Un esempio recente è il caso di Bilal Kayed, militante del Fronte Popolare per la Liberazione della Palestina, rimasto in sciopero della fame per 71 giorni, poiché al termine della sua condanna di 14 anni è stato informato dell’emanazione di un ordine di detenzione amministrativa di sei mesi. Il governo israeliano ha giustificato la decisione sostenendo che Kayed costituisse una minaccia alla sicurezza di Israele ed il suo riarresto fosse bastato su informazioni riservate. Infine Kayed ha terminato lo sciopero dopo il raggiungimento di un accordo per la sua scarcerazione prevista il 12 dicembre, al termine dei sei mesi di detenzione amministrativa.

Ha innescato ulteriore indignazione, la settimana scorsa, la decisione della Corte Suprema israeliana di respingere un appello dell’Associazione medica israeliana e di associazioni per i diritti umani e di considerare “legittima” la legge del luglio 2015 che consente di nutrire con la forza i prigionieri palestinesi in sciopero della fame. Il capo dell’Associazione medica israeliana ha chiesto ai dottori di rifiutare l’alimentazione forzata dei detenuti in sciopero della fame nonostante la decisione della Corte Suprema israeliana. In una lettera inviata ai medici israeliani, il dottor Leonid Eidelman ha chiesto loro di rispettare i principi di deontologia medica. La legge consente alle autorità israeliane di nutrire con la forza i detenuti contro la loro volontà se il deterioramento delle loro condizioni di salute possa costare loro la vita e se la misura venga approvata dal procuratore generale e da un giudice distrettuale.

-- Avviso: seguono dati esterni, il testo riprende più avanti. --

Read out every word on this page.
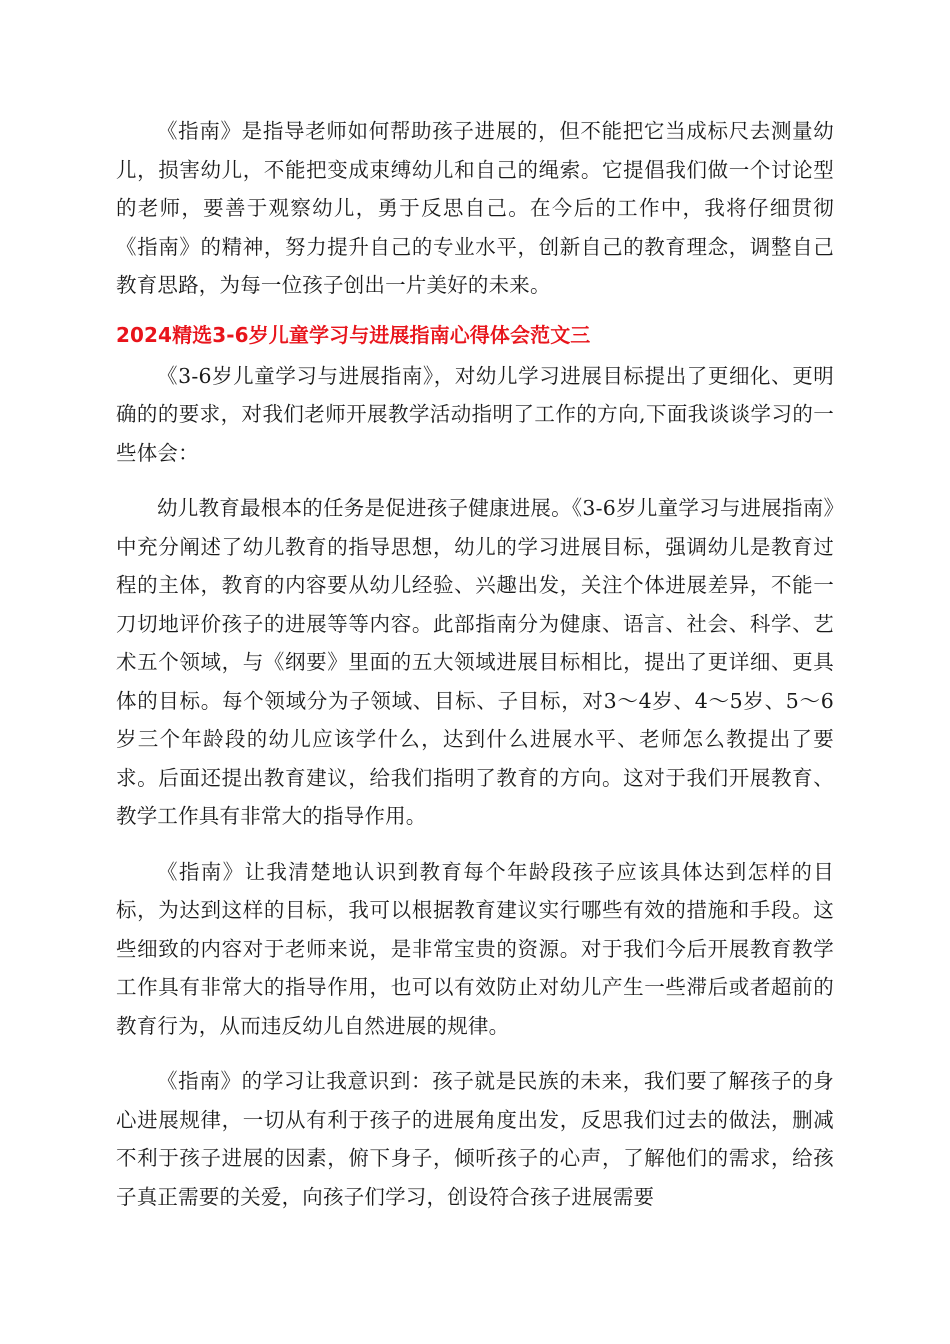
《指南》是指导老师如何帮助孩子进展的，但不能把它当成标尺去测量幼儿，损害幼儿，不能把变成束缚幼儿和自己的绳索。它提倡我们做一个讨论型的老师，要善于观察幼儿，勇于反思自己。在今后的工作中，我将仔细贯彻《指南》的精神，努力提升自己的专业水平，创新自己的教育理念，调整自己教育思路，为每一位孩子创出一片美好的未来。

2024精选3-6岁儿童学习与进展指南心得体会范文三

《3-6岁儿童学习与进展指南》，对幼儿学习进展目标提出了更细化、更明确的的要求，对我们老师开展教学活动指明了工作的方向,下面我谈谈学习的一些体会：

幼儿教育最根本的任务是促进孩子健康进展。《3-6岁儿童学习与进展指南》中充分阐述了幼儿教育的指导思想，幼儿的学习进展目标，强调幼儿是教育过程的主体，教育的内容要从幼儿经验、兴趣出发，关注个体进展差异，不能一刀切地评价孩子的进展等等内容。此部指南分为健康、语言、社会、科学、艺术五个领域，与《纲要》里面的五大领域进展目标相比，提出了更详细、更具体的目标。每个领域分为子领域、目标、子目标，对3～4岁、4～5岁、5～6岁三个年龄段的幼儿应该学什么，达到什么进展水平、老师怎么教提出了要求。后面还提出教育建议，给我们指明了教育的方向。这对于我们开展教育、教学工作具有非常大的指导作用。

《指南》让我清楚地认识到教育每个年龄段孩子应该具体达到怎样的目标，为达到这样的目标，我可以根据教育建议实行哪些有效的措施和手段。这些细致的内容对于老师来说，是非常宝贵的资源。对于我们今后开展教育教学工作具有非常大的指导作用，也可以有效防止对幼儿产生一些滞后或者超前的教育行为，从而违反幼儿自然进展的规律。

《指南》的学习让我意识到：孩子就是民族的未来，我们要了解孩子的身心进展规律，一切从有利于孩子的进展角度出发，反思我们过去的做法，删减不利于孩子进展的因素，俯下身子，倾听孩子的心声，了解他们的需求，给孩子真正需要的关爱，向孩子们学习，创设符合孩子进展需要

La procedura prevede la trasmissione di cibo nel corpo del paziente attraverso le vene, un taglio sullo stomaco o attraverso un tubo di gomma o di plastica inserito nel naso o nella gola del paziente. Secondo opinioni locali, l’alimentazione forzata, in realtà, non è una misura adottata principalmente per salvare la vita dei prigionieri, essa nasconde altre motivazioni. La morte di un detenuto potrebbe infatti innescare disordini e manifestazioni, incoraggiare altri prigionieri a digiunare, aumentare la pressione internazionale contro la politica israeliana della detenzione amministrativa e la richiesta di indagini.

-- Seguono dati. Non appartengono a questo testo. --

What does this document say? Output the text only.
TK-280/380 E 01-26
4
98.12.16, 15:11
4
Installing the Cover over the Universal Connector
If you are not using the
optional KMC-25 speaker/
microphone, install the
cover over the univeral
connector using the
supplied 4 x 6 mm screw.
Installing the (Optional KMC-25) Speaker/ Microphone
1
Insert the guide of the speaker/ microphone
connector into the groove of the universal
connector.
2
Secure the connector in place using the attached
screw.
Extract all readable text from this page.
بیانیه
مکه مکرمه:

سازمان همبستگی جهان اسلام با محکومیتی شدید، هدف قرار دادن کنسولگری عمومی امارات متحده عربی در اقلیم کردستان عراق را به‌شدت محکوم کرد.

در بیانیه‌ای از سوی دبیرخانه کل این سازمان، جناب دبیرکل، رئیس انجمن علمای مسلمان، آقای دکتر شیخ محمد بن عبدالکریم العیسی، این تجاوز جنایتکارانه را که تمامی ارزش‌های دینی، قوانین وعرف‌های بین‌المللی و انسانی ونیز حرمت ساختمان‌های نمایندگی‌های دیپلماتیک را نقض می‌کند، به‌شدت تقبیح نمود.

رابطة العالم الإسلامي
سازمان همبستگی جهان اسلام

La Corte, consapevole di queste preoccupazioni, ha di fatto scritto che gli scioperi della fame hanno “implicazioni che vanno al di là della questione personale del detenuto in sciopero della fame”. Una scelta che va quindi in senso opposto alle posizioni delle associazioni per i diritti umani, degli esperti delle Nazioni Unite e delle associazioni mediche israeliane e internazionali che ritengono l’alimentazione forzata una grave violazione dell’etica medica e del diritto internazionale, una pratica che equivale alla tortura ed al maltrattamento.